NFTA’s contract with AnsaldoBreda calls for the rail cars to be finished by 2010. Hartmayer said the cars are 25 years old.

Metroplex Development Authority Chairman Ray Gillen confirmed AnsaldoBreda and Super Steel are in negotiations, “which is encouraging, but there is no signed deal.”

Gillen said: “There is clearly an opportunity here. AnsaldoBreda is a well-known and well-respected company in the transportation industry. They know the plant well and negotiations continue.”

Ray Meadley, president of the New York Public Transit Association and executive director of the Capital District Transportation Authority, said reopening the Super Steel plant makes sense.

He said the federal government plans to spend some $13 billion to upgrade the country’s railroad infrastructure, and there will be a demand for manufacturing facilities.

“From my end, you have existing infrastructure [at Super Steel in Glenville] and you have people who worked there and are trained, and you have idle capacity and this demand that needs to be filled,” he said.

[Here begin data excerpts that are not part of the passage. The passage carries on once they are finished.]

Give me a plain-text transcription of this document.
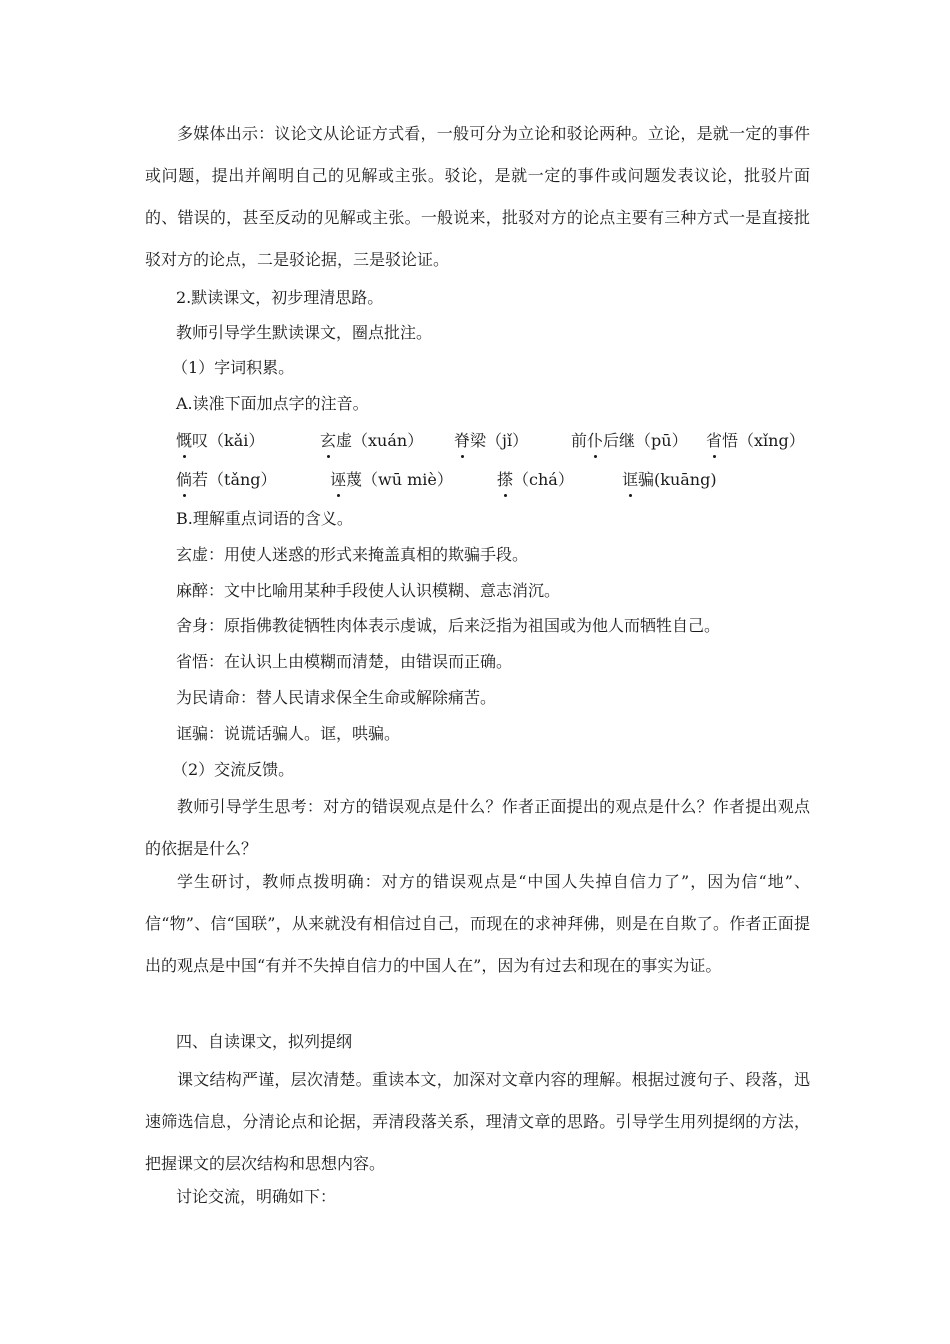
多媒体出示：议论文从论证方式看，一般可分为立论和驳论两种。立论，是就一定的事件或问题，提出并阐明自己的见解或主张。驳论，是就一定的事件或问题发表议论，批驳片面的、错误的，甚至反动的见解或主张。一般说来，批驳对方的论点主要有三种方式一是直接批驳对方的论点，二是驳论据，三是驳论证。

2.默读课文，初步理清思路。
教师引导学生默读课文，圈点批注。
（1）字词积累。
A.读准下面加点字的注音。
慨叹（kǎi）	玄虚（xuán） 脊梁（jǐ）	前仆后继（pū） 省悟（xǐng）
倘若（tǎng）	诬蔑（wū miè）	搽（chá）	诓骗(kuāng)
B.理解重点词语的含义。
玄虚：用使人迷惑的形式来掩盖真相的欺骗手段。
麻醉：文中比喻用某种手段使人认识模糊、意志消沉。
舍身：原指佛教徒牺牲肉体表示虔诚，后来泛指为祖国或为他人而牺牲自己。
省悟：在认识上由模糊而清楚，由错误而正确。
为民请命：替人民请求保全生命或解除痛苦。
诓骗：说谎话骗人。诓，哄骗。
（2）交流反馈。

教师引导学生思考：对方的错误观点是什么？作者正面提出的观点是什么？作者提出观点的依据是什么？

学生研讨，教师点拨明确：对方的错误观点是“中国人失掉自信力了”，因为信“地”、信“物”、信“国联”，从来就没有相信过自己，而现在的求神拜佛，则是在自欺了。作者正面提出的观点是中国“有并不失掉自信力的中国人在”，因为有过去和现在的事实为证。

四、自读课文，拟列提纲

课文结构严谨，层次清楚。重读本文，加深对文章内容的理解。根据过渡句子、段落，迅速筛选信息，分清论点和论据，弄清段落关系，理清文章的思路。引导学生用列提纲的方法，把握课文的层次结构和思想内容。

讨论交流，明确如下：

“In the long term, there is an interest in high-speed rail, and the industry is well-positioned for investment,” Meadley said.

Gillen said the Super Steel plant, which refurbished and manufactured freight locomotives, can easily handle the transformation to light rail work. “The building works for the transit industry,” he said.

Glenville officials said Super Steel continues to pay property taxes on the plant.